Société

A l'école des marques

 

Que peuvent avoir Lego, Free et Google en commun ? Le premier crée une école au Danemark. Le deuxième est à l’initiative de la controversée « Ecole 42 ». Le troisième ne se contente plus de Google Scholar, son moteur de recherche des articles universitaires. Il cherche à se placer dans le commerce de l’e-education par la vente de manuels. Mais comme toujours, le mastodonte d’Internet tente d’anticiper. Ainsi, en plus de s’associer avec EdX, le projet du MIT et de Harvard, Google est en train de mettre en place un site tout simplement appelé « mooc.org » qui devrait être terminé en 2014. Acte qui peut paraître anodin, mais vu l’importance que devraient prendre les MOOCs, cela revient à posséder des noms de domaines tels que ecole.com, video.net… Pour la première fois, Google ne cherche pas à créer un mot en partant de rien (YouTube) et se débarrasse de l’omniprésence de son nom (Google Mail, Google Doc, Google Music, Google Reader…)

En quoi cela va-t-il consister ? Et surtout qu’est-ce qu’un MOOC ?

Le procédé est simple. Les Massive Open Online Course sont des cours en ligne proposés par des grandes écoles : Stanford d’abord, puis Harvard, Yale, le MIT, et depuis peu, en France, Polytechnique. Ceux-ci sont rassemblés sur des plateformes, Coursera étant la plus connue.
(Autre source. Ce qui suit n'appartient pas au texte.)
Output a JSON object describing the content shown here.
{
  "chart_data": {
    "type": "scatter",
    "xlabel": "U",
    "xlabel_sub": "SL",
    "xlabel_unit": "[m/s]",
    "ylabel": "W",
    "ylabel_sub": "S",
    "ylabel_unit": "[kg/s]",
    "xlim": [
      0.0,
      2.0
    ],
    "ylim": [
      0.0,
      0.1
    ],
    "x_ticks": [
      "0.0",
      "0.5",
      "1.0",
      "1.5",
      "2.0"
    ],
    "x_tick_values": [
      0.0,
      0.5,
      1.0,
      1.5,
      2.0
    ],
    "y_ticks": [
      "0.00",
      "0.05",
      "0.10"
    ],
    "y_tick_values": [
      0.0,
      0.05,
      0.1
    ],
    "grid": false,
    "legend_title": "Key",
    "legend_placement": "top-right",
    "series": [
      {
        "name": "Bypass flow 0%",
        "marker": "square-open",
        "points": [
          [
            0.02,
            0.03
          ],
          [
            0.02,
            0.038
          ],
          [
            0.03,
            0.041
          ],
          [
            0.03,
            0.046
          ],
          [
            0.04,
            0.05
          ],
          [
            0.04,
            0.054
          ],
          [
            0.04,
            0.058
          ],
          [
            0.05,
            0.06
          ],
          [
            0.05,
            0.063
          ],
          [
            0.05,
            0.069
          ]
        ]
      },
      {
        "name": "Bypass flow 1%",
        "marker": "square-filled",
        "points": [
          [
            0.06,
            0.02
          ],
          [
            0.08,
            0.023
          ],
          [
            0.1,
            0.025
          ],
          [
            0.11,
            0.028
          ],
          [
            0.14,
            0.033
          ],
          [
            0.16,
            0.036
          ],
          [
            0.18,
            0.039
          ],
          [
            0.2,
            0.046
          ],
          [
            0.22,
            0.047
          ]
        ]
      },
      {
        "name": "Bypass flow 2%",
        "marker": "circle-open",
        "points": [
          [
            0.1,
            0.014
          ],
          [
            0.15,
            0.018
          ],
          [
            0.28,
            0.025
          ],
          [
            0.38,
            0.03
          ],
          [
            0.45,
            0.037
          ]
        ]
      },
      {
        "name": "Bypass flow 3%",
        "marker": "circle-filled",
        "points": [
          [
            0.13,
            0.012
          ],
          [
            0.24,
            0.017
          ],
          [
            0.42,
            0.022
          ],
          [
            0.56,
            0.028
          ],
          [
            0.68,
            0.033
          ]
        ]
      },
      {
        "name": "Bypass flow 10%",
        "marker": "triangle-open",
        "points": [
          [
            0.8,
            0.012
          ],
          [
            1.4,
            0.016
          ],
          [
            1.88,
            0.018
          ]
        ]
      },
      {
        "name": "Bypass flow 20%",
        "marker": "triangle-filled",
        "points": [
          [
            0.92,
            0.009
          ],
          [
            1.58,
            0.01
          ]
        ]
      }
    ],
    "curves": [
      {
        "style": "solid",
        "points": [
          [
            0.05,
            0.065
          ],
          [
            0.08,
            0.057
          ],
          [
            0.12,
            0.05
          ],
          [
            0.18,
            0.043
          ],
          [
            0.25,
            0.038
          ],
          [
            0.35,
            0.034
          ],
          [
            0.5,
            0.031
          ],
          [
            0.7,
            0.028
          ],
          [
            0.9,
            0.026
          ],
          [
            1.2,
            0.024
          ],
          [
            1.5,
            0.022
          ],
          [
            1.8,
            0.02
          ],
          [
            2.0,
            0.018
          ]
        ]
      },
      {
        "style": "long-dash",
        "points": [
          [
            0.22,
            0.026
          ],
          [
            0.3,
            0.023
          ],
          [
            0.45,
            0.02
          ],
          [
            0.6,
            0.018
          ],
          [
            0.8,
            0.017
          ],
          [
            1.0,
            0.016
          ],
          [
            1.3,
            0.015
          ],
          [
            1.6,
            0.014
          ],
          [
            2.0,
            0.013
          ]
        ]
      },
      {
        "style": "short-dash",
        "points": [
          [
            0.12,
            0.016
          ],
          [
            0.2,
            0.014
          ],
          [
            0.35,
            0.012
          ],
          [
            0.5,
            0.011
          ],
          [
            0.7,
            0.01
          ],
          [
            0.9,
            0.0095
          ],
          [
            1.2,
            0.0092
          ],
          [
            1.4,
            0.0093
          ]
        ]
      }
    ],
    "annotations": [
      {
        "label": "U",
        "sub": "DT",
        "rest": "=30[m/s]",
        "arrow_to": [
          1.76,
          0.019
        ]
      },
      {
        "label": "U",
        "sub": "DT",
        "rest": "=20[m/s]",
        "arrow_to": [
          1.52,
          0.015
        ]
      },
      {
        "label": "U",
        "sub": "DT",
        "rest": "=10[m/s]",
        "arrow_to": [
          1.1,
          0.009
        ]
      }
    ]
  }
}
Elle commence d’ailleurs à trouver un système économique, ce qui était loin d’être évident ; car ces cours sont gratuits.

N’importe qui peut y accéder, il suffit de s’inscrire et de sélectionner des cours entre les deux catégories suivantes :

  • les cours « fermés » : programmés dans le temps, il n’est pas possible de les rejoindre à n’importe quel moment, et il faut être à l’heure pour le suivre. C’est le format le plus proche de celui auquel nous sommes habitués. Le professeur parle par vidéo par exemple, l’on peut poser des questions sur des forums, et il faut rendre des devoirs

  • les cours un peu plus sporadiques, souvent moins longs, qu’il est possible de télécharger. Ils sont moins interactifs, mais les forums sont toujours animés.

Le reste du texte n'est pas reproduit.